辉子的居所隐蔽,但偶尔也会有偏离正路的旅人误打误撞来到这里,辉子会请求他们杀死山贼救下自己。他们当中有的成功了有的失败了,但她一直没能离开这座山。

他们所有人的想法几乎是一致的,他们被辉子的美貌俘获愿意杀人,但又怕辉子被夺走,为了能独占辉子,他们都把她囚禁在山上。

辉子只能不断求救,她的枕边人换了一个又一个,他们都想独霸她,而不是救她。

飞缘魔是拥有着美貌的妖怪,关于其来历,有一种说法说是由女囚犯的怨念所化。

辉子在山上确实是个囚犯。

她遇到了义昌,她以为义昌出生武士之家,又学习佛法,绝不会被私欲蒙蔽,于是她再一次发出了求助,然而……她早该死了的,死了就不必受这么多侮辱了,可想活下去是所有生物共有的欲望,她又有什么错,她只是想活下去罢了。

现在辉子累了,再也活不下去了。她拔下发簪,对准自己脖子狠狠刺下。

发簪刺穿了辉子的脖子。

她在临死前狠狠诅咒折磨过她、虐待过她的那些人。

她诅咒八重家的血脉代代为情欲所扰,忍受折磨不得解脱。

她诅咒这座山上杀害她的凶手不得好死,化作怨灵,永生永世被困山中。

天,终于晴了。如同神话故事里讲的一样,杀死妖魔后,乌云就会散去。

金六郎和义昌上路了,他们一前一后走在路上。阳光洒在他们身上,在泥泞的路上投下斑驳的影子,影子呈现诡吊的姿态。两团漆黑的影子如同仕女图上画的美女一般。他们腰间挎着的武士刀,投影下来像是一截骨头。

金六郎和义昌的影子,像是腰上别着胫骨的美女。

来,告诉世人,飞缘魔在哪儿?飞缘魔就在这些丑恶的男人心中。倘若有一块美玉,两人为争夺它而打得头破血流,这是美玉的错吗?难不成玉上也栖息着妖魔?妖魔只不过是丑陋的人投下的影子。

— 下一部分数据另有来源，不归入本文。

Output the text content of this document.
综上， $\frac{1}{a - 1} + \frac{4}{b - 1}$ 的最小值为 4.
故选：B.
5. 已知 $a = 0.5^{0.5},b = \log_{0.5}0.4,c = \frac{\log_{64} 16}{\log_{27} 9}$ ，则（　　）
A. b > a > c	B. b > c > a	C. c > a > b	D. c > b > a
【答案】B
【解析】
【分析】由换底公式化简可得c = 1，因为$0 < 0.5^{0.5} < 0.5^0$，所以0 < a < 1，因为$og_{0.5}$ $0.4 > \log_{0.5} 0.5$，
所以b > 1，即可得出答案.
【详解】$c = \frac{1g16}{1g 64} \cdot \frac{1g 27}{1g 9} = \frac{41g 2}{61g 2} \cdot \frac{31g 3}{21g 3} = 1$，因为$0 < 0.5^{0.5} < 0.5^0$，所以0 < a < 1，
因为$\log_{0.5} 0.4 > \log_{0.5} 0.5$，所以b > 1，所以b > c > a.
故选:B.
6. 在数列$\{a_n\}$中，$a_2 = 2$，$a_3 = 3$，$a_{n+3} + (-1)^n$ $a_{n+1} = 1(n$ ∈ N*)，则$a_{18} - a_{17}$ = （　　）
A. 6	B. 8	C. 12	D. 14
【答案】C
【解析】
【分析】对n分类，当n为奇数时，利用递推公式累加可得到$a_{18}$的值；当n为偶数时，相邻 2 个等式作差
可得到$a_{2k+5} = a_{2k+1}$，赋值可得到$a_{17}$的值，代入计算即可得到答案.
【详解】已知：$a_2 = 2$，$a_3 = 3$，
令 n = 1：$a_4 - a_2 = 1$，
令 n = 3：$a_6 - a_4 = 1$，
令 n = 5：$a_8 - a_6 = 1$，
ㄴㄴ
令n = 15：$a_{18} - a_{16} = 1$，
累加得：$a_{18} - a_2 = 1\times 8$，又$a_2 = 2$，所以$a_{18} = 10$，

金六郎道:“终于要下山了,山里的这几年简直就像一场梦。”

“是场余味很糟的噩梦。”义昌说,“我这一生都忘不了了。”

“别这么说,人的一生很长。你回家娶个正经人家的小姐,很快就能把这件事给忘了。”

前面的路很窄,一旁是陡峭的山体,一旁是悬崖。两人小心翼翼地走着。

“阿嚏!”突然,金六郎打了一个大喷嚏。

因为多日的雨,山体正处于一种相当危险的境况,这个喷嚏起了关键性的作用—— 诅咒应验了!

随着金六郎的喷嚏,山体塌方了,将金六郎和义昌都埋了进去。